Highlights of the November Sky 2019


• NOV 1 –  The waxing crescent moon is just to the west of Saturn.   Jupiter lies just a bit further west of the moon.   Both the moon and Jupiter straddle the summer Milky Way.









• NOV 2 –  Tonight, the crescent moon is now to the east of Saturn.







On this day in 1917, the Mount Wilson 100 -inch telescope sees “first light”. First light is when a telescope is used to make its first observation of a celestial object. Conceived by George Ellery Hale, the 100-inch Hooker Telescope, was the worlds largest telescope from 1917 to 1949. Edwin Hubble used the telescope to discover that the Andromeda Galaxy lay outside our own Milky Way and that the universe is expanding. During the 1930’s, astronomer Fritz Zwicky discovered evidence for dark matter while using the telescope.

Standard time begins, don’t forget to set your clocks back by one hour.


• NOV 3 –  The Soviet Union’s Sputnik 2 carried the dog Laika into space, the first living creature to orbit the Earth.

• NOV 4 –  The moon is now at first quarter phase.




• NOV 6 –  In 1572, Tycho Brahe records seeing a supernova in the constellation of Cassiopeia.

• NOV 7 – The moon is at apogee, its most distant point in its orbit from Earth at 2:36 AM CST, at a distance of 251,691 miles away.



• NOV 8 –  Sir Edmond Halley was born this day in 1656. His contributions to physics and astronomy are multitude. After viewing a transit of Mercury, he realized that, with a transit of Venus, one could determine the distance between the Earth and the Sun. The principle is fairly straightforward: 1) establish a baseline between two observers on opposite sides of the Earth. Due to the wide distance, each observer will see Venus transit the solar disc at different points on the Sun’s face 2) each observer then measures the timing and the angular difference in Venus’s path across the solar disc 3) by comparing notes and applying trigonometry, the observers can work out the distance to Venus and 4) by using known relative distances it then becomes possible to work out the distance to the Sun.
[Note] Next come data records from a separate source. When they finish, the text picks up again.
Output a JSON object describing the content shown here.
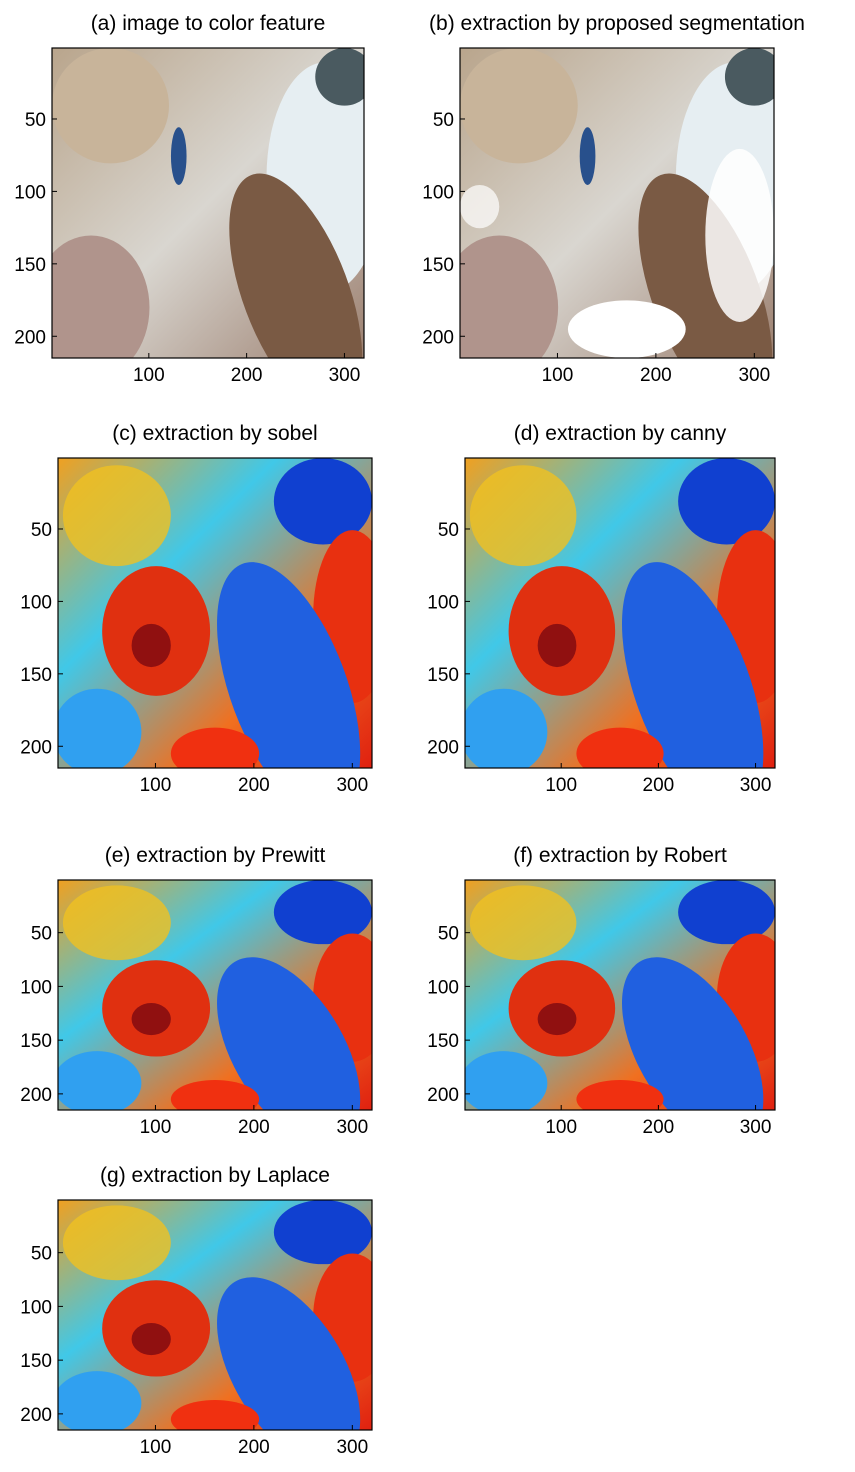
{
  "chart_data": [
    {
      "type": "image",
      "colormap": "rgb",
      "title": "(a) image to color feature",
      "xlim": [
        1,
        320
      ],
      "ylim": [
        1,
        215
      ],
      "y_reversed": true,
      "xticks": [
        100,
        200,
        300
      ],
      "yticks": [
        50,
        100,
        150,
        200
      ]
    },
    {
      "type": "image",
      "colormap": "rgb-segmented",
      "title": "(b) extraction by proposed segmentation",
      "xlim": [
        1,
        320
      ],
      "ylim": [
        1,
        215
      ],
      "y_reversed": true,
      "xticks": [
        100,
        200,
        300
      ],
      "yticks": [
        50,
        100,
        150,
        200
      ]
    },
    {
      "type": "image",
      "colormap": "jet",
      "title": "(c) extraction by sobel",
      "xlim": [
        1,
        320
      ],
      "ylim": [
        1,
        215
      ],
      "y_reversed": true,
      "xticks": [
        100,
        200,
        300
      ],
      "yticks": [
        50,
        100,
        150,
        200
      ]
    },
    {
      "type": "image",
      "colormap": "jet",
      "title": "(d) extraction by canny",
      "xlim": [
        1,
        320
      ],
      "ylim": [
        1,
        215
      ],
      "y_reversed": true,
      "xticks": [
        100,
        200,
        300
      ],
      "yticks": [
        50,
        100,
        150,
        200
      ]
    },
    {
      "type": "image",
      "colormap": "jet",
      "title": "(e) extraction by Prewitt",
      "xlim": [
        1,
        320
      ],
      "ylim": [
        1,
        215
      ],
      "y_reversed": true,
      "xticks": [
        100,
        200,
        300
      ],
      "yticks": [
        50,
        100,
        150,
        200
      ]
    },
    {
      "type": "image",
      "colormap": "jet",
      "title": "(f) extraction by  Robert",
      "xlim": [
        1,
        320
      ],
      "ylim": [
        1,
        215
      ],
      "y_reversed": true,
      "xticks": [
        100,
        200,
        300
      ],
      "yticks": [
        50,
        100,
        150,
        200
      ]
    },
    {
      "type": "image",
      "colormap": "jet",
      "title": "(g) extraction by Laplace",
      "xlim": [
        1,
        320
      ],
      "ylim": [
        1,
        215
      ],
      "y_reversed": true,
      "xticks": [
        100,
        200,
        300
      ],
      "yticks": [
        50,
        100,
        150,
        200
      ]
    }
  ]
}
This allowed us to determine the size of the solar system. Halley also worked out the orbits of comets, including the famous one that bears his name and passes through the solar system once every 75 years. He cataloged many stars in the southern hemisphere and arranged for the publication of Sir Isaac Newton’s “Principia”, the single most important scientific publication in history. Halley also served as Royal Astronomer from 1720 until his death, becoming the second person to hold that honored position.


• NOV 11 –  SPECIAL OBSERVING TREAT: The planet Mercury will pass across the face of the Sun. Here in Little Rock, that begins at 6:39 AM, reaches its midpoint at 9:20 AM, and then ends by 12:04 PM for a total of 5 hours and 25 minutes. You will need a solar filtered telescope to see the event. See the monthly feature for more details.





• NOV 12 Moon is at full phase.

On this day in 2014, the European Space Agency’s Philae probe became the first spacecraft to land upon a comet, 67P/Churyumov–Gerasimenko.





• NOV 15 –  Famed English astronomer, Sir William Herschel was born this day in 1738. Aside from conducting a comprehensive deep sky survey which, with the aid of his sister Caroline, led to the New General Catalog of deep sky objects, Herschel also conducted numerous observations of double stars and discovered the planet Uranus (which resulted in his appointment as court astronomer by King George III).

• NOV 17/18 –  The Leonid meteor shower peaks, unfortunately, the waning moon will spoil the view.

• NOV 19 – The moon is at last quarter.     Apollo 12 became the second manned spacecraft to successfully land upon the moon.

• NOV 20 –  Edwin Hubble was born this day in 1889.


• NOV 23/24 SPECIAL OBSERVING TREAT: At around 6:00 PM CST, get outside and look low along the western horizon to see a splendid conjunction between the planets Venus and Jupiter. No optical aid needed!


At 1:41 AM CST, the moon reaches perigee, its closest point in its orbit to Earth, at a distance of 227,867 miles away.





• NOV 24 –  Before sunrise, get outside and look east to see the waning crescent moon and Mars forming a conjunction in the eastern sky.

• NOV 26 –  The moon is now at new phase.






• NOV 28 SPECIAL OBSERVING TREAT: Yet another great conjunction, this time involving a thin crescent moon, Venus, and Jupiter. Look westward right after sundown, low to the horizon, and see if you can catch this solar system trio. No optical aid needed.








  • NOV 30 –  Free public star party at Woolly Hollow State Park, 82 Woolly Hollow Rd., Greenbrier, AR. Join members of the Central Arkansas Astronomical Society for their last star party of the year. Look through their telescopes to see the many wonders currently overhead, learn about the constellations, deep sky objects, and more. Fun and family friendly!